Battered Avondale Financial in Chicago Finds a Merger Partner

Saying its worst days are behind it, a troubled Chicago community bank has a deal to merge with a neighbor.

Avondale Financial Corp., a $520 million-asset company that has announced $19 million of writeoffs so far this year, said late Tuesday it would combine with $870 million-asset Coal City Corp. in a merger of equals.

Publicly held Avondale would issue four million shares of stock-$43 million worth, based on the midday Wednesday price-in exchange for shares of privately held Coal City. The deal is scheduled to close during the first quarter of next year.

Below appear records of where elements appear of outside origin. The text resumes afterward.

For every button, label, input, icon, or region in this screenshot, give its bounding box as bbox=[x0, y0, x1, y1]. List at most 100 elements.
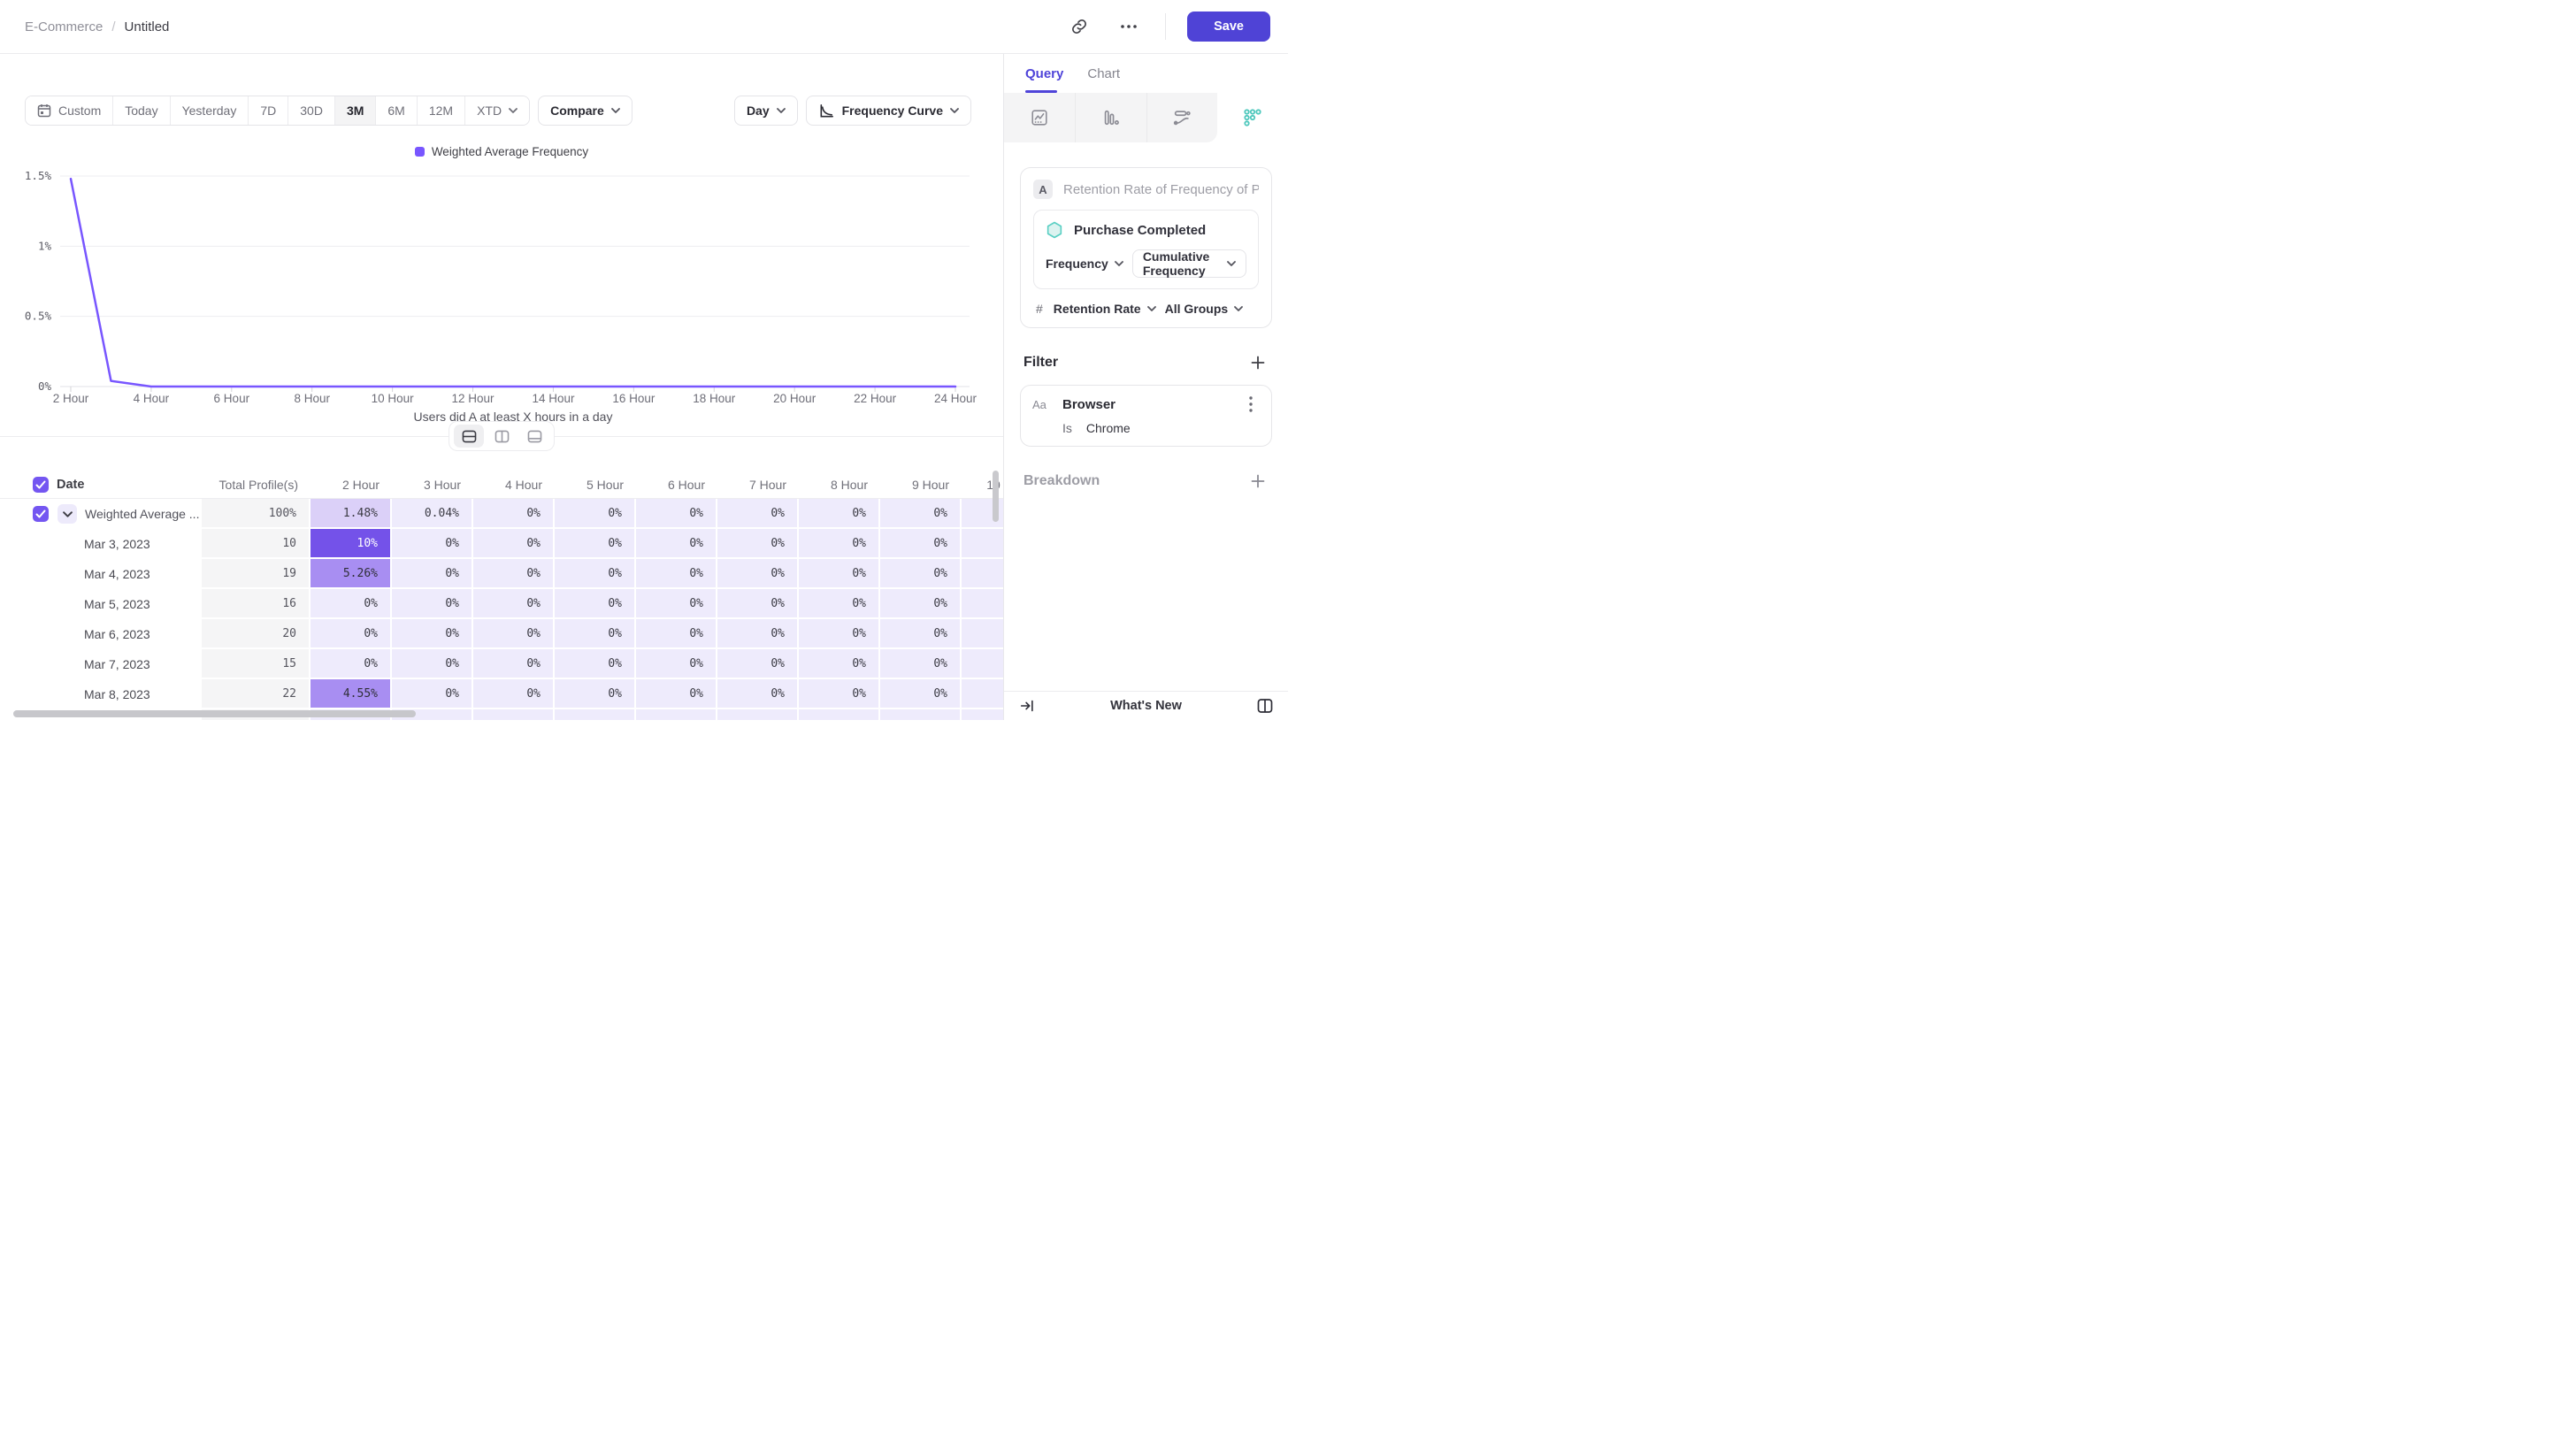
chevron-down-icon bbox=[610, 108, 620, 113]
sidebar-tabs: Query Chart bbox=[1004, 54, 1288, 93]
range-button-7d[interactable]: 7D bbox=[249, 96, 289, 125]
measure-value-dropdown[interactable]: Cumulative Frequency bbox=[1131, 249, 1246, 278]
x-axis-tick-label: 8 Hour bbox=[294, 392, 330, 405]
measure-row: Frequency Cumulative Frequency bbox=[1046, 249, 1246, 278]
filter-card: Aa Browser Is Chrome bbox=[1020, 385, 1272, 447]
tab-chart[interactable]: Chart bbox=[1087, 65, 1121, 81]
series-title: Retention Rate of Frequency of P... bbox=[1063, 181, 1259, 197]
column-header: 7 Hour bbox=[748, 478, 786, 492]
breakdown-title: Breakdown bbox=[1024, 473, 1100, 488]
breadcrumb-separator: / bbox=[111, 19, 116, 34]
table-row: Mar 8, 2023 22 4.55% 0% 0% 0% 0% 0% 0% 0% bbox=[0, 679, 1003, 709]
breadcrumb-project[interactable]: E-Commerce bbox=[25, 19, 104, 34]
value-cell: 0% bbox=[880, 559, 960, 587]
layout-split-vertical-icon[interactable] bbox=[487, 425, 517, 448]
layout-split-horizontal-icon[interactable] bbox=[454, 425, 484, 448]
calendar-icon bbox=[37, 104, 51, 118]
value-cell: 0% bbox=[555, 589, 634, 617]
value-cell bbox=[962, 529, 1003, 557]
measure-label: Frequency bbox=[1046, 257, 1108, 271]
summary-row-label: Weighted Average ... bbox=[0, 499, 202, 529]
granularity-dropdown[interactable]: Day bbox=[733, 96, 798, 126]
range-button-30d[interactable]: 30D bbox=[288, 96, 335, 125]
range-button-today[interactable]: Today bbox=[113, 96, 171, 125]
chart-legend: Weighted Average Frequency bbox=[0, 145, 1003, 158]
chart-type-selector bbox=[1004, 93, 1288, 142]
table-row: Weighted Average ... 100% 1.48% 0.04% 0% 0% 0%… bbox=[0, 499, 1003, 529]
x-axis-tick-label: 2 Hour bbox=[53, 392, 89, 405]
value-cell: 0% bbox=[799, 619, 878, 647]
value-cell: 0% bbox=[799, 529, 878, 557]
copy-link-icon[interactable] bbox=[1066, 13, 1092, 40]
date-range-group: Custom Today Yesterday 7D 30D 3M 6M 12M XTD bbox=[25, 96, 531, 126]
value-cell bbox=[555, 709, 634, 720]
range-button-xtd[interactable]: XTD bbox=[465, 96, 530, 125]
value-cell: 0% bbox=[880, 649, 960, 678]
value-cell: 0% bbox=[717, 559, 797, 587]
total-profiles-cell: 22 bbox=[202, 679, 309, 708]
filter-operator[interactable]: Is bbox=[1062, 421, 1072, 435]
collapse-sidebar-icon[interactable] bbox=[1016, 695, 1038, 716]
filter-section-header: Filter bbox=[1020, 352, 1272, 373]
range-button-3m[interactable]: 3M bbox=[334, 96, 377, 125]
check-icon bbox=[35, 480, 46, 489]
y-axis-tick-label: 0.5% bbox=[25, 310, 52, 323]
add-filter-icon[interactable] bbox=[1247, 352, 1269, 373]
measure-dropdown[interactable]: Frequency bbox=[1046, 257, 1123, 271]
add-breakdown-icon[interactable] bbox=[1247, 471, 1269, 492]
metric-label: Retention Rate bbox=[1053, 302, 1141, 316]
range-button-12m[interactable]: 12M bbox=[417, 96, 466, 125]
active-tab-indicator bbox=[1025, 90, 1057, 93]
filter-menu-icon[interactable] bbox=[1242, 396, 1260, 412]
select-all-checkbox[interactable] bbox=[33, 477, 49, 493]
chevron-down-icon bbox=[509, 108, 518, 113]
flows-icon bbox=[1174, 111, 1191, 126]
compare-button[interactable]: Compare bbox=[538, 96, 632, 126]
metric-dropdown[interactable]: Retention Rate bbox=[1054, 302, 1156, 316]
horizontal-scrollbar[interactable] bbox=[13, 710, 416, 717]
more-options-icon[interactable] bbox=[1116, 13, 1142, 40]
chart-type-bar[interactable] bbox=[1075, 93, 1147, 142]
filter-value[interactable]: Chrome bbox=[1085, 421, 1131, 435]
chart-type-frequency[interactable] bbox=[1217, 93, 1288, 142]
chart-style-dropdown[interactable]: Frequency Curve bbox=[805, 96, 971, 126]
compare-label: Compare bbox=[550, 103, 604, 118]
filter-property[interactable]: Browser bbox=[1062, 396, 1116, 412]
save-button[interactable]: Save bbox=[1187, 11, 1270, 42]
value-cell: 0% bbox=[880, 499, 960, 527]
table-body: Weighted Average ... 100% 1.48% 0.04% 0% 0% 0%… bbox=[0, 498, 1003, 720]
x-axis-title: Users did A at least X hours in a day bbox=[414, 410, 613, 424]
insights-icon bbox=[1031, 110, 1047, 126]
range-button-yesterday[interactable]: Yesterday bbox=[170, 96, 249, 125]
expand-row-icon[interactable] bbox=[58, 504, 77, 524]
group-label: All Groups bbox=[1164, 302, 1229, 316]
value-cell: 0% bbox=[636, 499, 716, 527]
column-header: 3 Hour bbox=[423, 478, 461, 492]
value-cell bbox=[473, 709, 553, 720]
toolbar: Custom Today Yesterday 7D 30D 3M 6M 12M XTD Comp… bbox=[25, 96, 971, 126]
query-builder: A Retention Rate of Frequency of P... Pu… bbox=[1004, 167, 1288, 492]
layout-panel-bottom-icon[interactable] bbox=[519, 425, 549, 448]
series-header[interactable]: A Retention Rate of Frequency of P... bbox=[1033, 180, 1259, 199]
group-dropdown[interactable]: All Groups bbox=[1165, 302, 1244, 316]
panel-layout-icon[interactable] bbox=[1254, 695, 1276, 716]
vertical-scrollbar[interactable] bbox=[993, 471, 999, 522]
value-cell: 0% bbox=[473, 679, 553, 708]
value-cell: 0% bbox=[717, 649, 797, 678]
tab-query[interactable]: Query bbox=[1025, 65, 1064, 81]
value-cell: 0% bbox=[636, 559, 716, 587]
chart-type-insights[interactable] bbox=[1004, 93, 1076, 142]
breadcrumb-report-title[interactable]: Untitled bbox=[124, 19, 170, 34]
range-button-6m[interactable]: 6M bbox=[376, 96, 418, 125]
row-checkbox[interactable] bbox=[33, 506, 49, 522]
chart-type-flows[interactable] bbox=[1146, 93, 1218, 142]
date-row-label: Mar 3, 2023 bbox=[0, 529, 202, 559]
y-axis-tick-label: 0% bbox=[38, 379, 52, 393]
x-axis-tick-label: 4 Hour bbox=[134, 392, 170, 405]
range-button-custom[interactable]: Custom bbox=[26, 96, 114, 125]
event-selector[interactable]: Purchase Completed bbox=[1046, 221, 1246, 239]
value-cell: 0% bbox=[555, 499, 634, 527]
table-header: Date Total Profile(s) 2 Hour 3 Hour 4 Hour 5 … bbox=[0, 471, 1003, 498]
whats-new-link[interactable]: What's New bbox=[1110, 699, 1182, 713]
event-hexagon-icon bbox=[1046, 221, 1062, 239]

After the merger, shareholders of Coal City would own about 58.5% of the new company, to be called MF Financial Inc., while Avondale shareholders would own 41.5%. The two companies will combine their 13 branches under the name Manufacturers Bank.

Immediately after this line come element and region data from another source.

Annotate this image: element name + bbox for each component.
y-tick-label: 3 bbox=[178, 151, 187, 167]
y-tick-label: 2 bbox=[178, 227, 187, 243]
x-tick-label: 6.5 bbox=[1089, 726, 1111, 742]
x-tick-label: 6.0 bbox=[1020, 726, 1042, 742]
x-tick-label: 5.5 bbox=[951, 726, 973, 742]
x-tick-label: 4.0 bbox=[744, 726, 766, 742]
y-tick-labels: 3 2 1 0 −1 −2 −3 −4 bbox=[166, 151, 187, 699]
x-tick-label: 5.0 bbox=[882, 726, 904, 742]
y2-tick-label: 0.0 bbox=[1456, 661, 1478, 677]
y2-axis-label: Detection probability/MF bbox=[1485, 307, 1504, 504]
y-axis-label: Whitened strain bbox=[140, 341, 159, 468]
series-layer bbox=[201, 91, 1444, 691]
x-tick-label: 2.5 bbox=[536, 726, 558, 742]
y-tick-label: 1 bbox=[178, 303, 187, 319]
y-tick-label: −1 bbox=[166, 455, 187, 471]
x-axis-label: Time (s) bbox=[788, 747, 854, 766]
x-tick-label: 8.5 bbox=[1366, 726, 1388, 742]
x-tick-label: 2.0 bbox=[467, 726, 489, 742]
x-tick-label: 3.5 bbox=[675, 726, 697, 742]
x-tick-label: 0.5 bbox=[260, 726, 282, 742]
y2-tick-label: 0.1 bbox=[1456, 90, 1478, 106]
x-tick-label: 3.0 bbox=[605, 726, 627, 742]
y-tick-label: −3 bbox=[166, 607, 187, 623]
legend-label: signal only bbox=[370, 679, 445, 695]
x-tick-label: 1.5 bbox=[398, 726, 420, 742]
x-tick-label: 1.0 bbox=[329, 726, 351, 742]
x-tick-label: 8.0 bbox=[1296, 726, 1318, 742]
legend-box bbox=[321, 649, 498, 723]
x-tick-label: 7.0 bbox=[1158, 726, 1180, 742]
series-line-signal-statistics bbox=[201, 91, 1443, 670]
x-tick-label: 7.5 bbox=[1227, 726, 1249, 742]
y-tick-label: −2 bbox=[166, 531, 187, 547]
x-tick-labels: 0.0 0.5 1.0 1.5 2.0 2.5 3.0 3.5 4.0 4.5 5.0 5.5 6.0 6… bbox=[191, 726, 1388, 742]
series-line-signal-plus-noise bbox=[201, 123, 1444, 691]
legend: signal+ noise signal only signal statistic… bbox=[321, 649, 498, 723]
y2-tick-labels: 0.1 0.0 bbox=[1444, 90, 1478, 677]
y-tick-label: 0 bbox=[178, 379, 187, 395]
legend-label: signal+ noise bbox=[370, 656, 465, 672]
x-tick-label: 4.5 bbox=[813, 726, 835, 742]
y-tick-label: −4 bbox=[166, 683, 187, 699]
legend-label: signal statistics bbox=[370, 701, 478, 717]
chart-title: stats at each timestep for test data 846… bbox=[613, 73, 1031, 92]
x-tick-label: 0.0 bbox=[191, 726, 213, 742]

Before the merger announcement Tuesday, Avondale said it would take a $6 million charge for writeoffs relating to prepayments on its mortgage portfolio. This after its first-quarter earnings were wiped out by a $13 million charge for mushrooming delinquencies in an independent jewelry store credit card program.

Robert Engelman, Avondale's president, said his company "recognized a need to partner with a bank with strong business lending capabilities," and that it was looking for such a partner even as it cleaned up its books earlier this year.

But not all analysts are convinced. Stephen Skiba, with ABN Amro Inc., Chicago, rates Avondale as a "hold" and said he does not think the merger "is a reason to get excited about the stock."

Laurie H. Hunsicker, analyst with Friedman, Billings, Ramsey & Co., Arlington, Va., was more positive. Avondale has cleaned up many of its problems, she said, and "overall, it is a pretty clean, solid company.

"It looks like a good deal, to create a bigger, better, banking company," Ms. Hunsicker, who currently rates Avondale as "accumulate," said.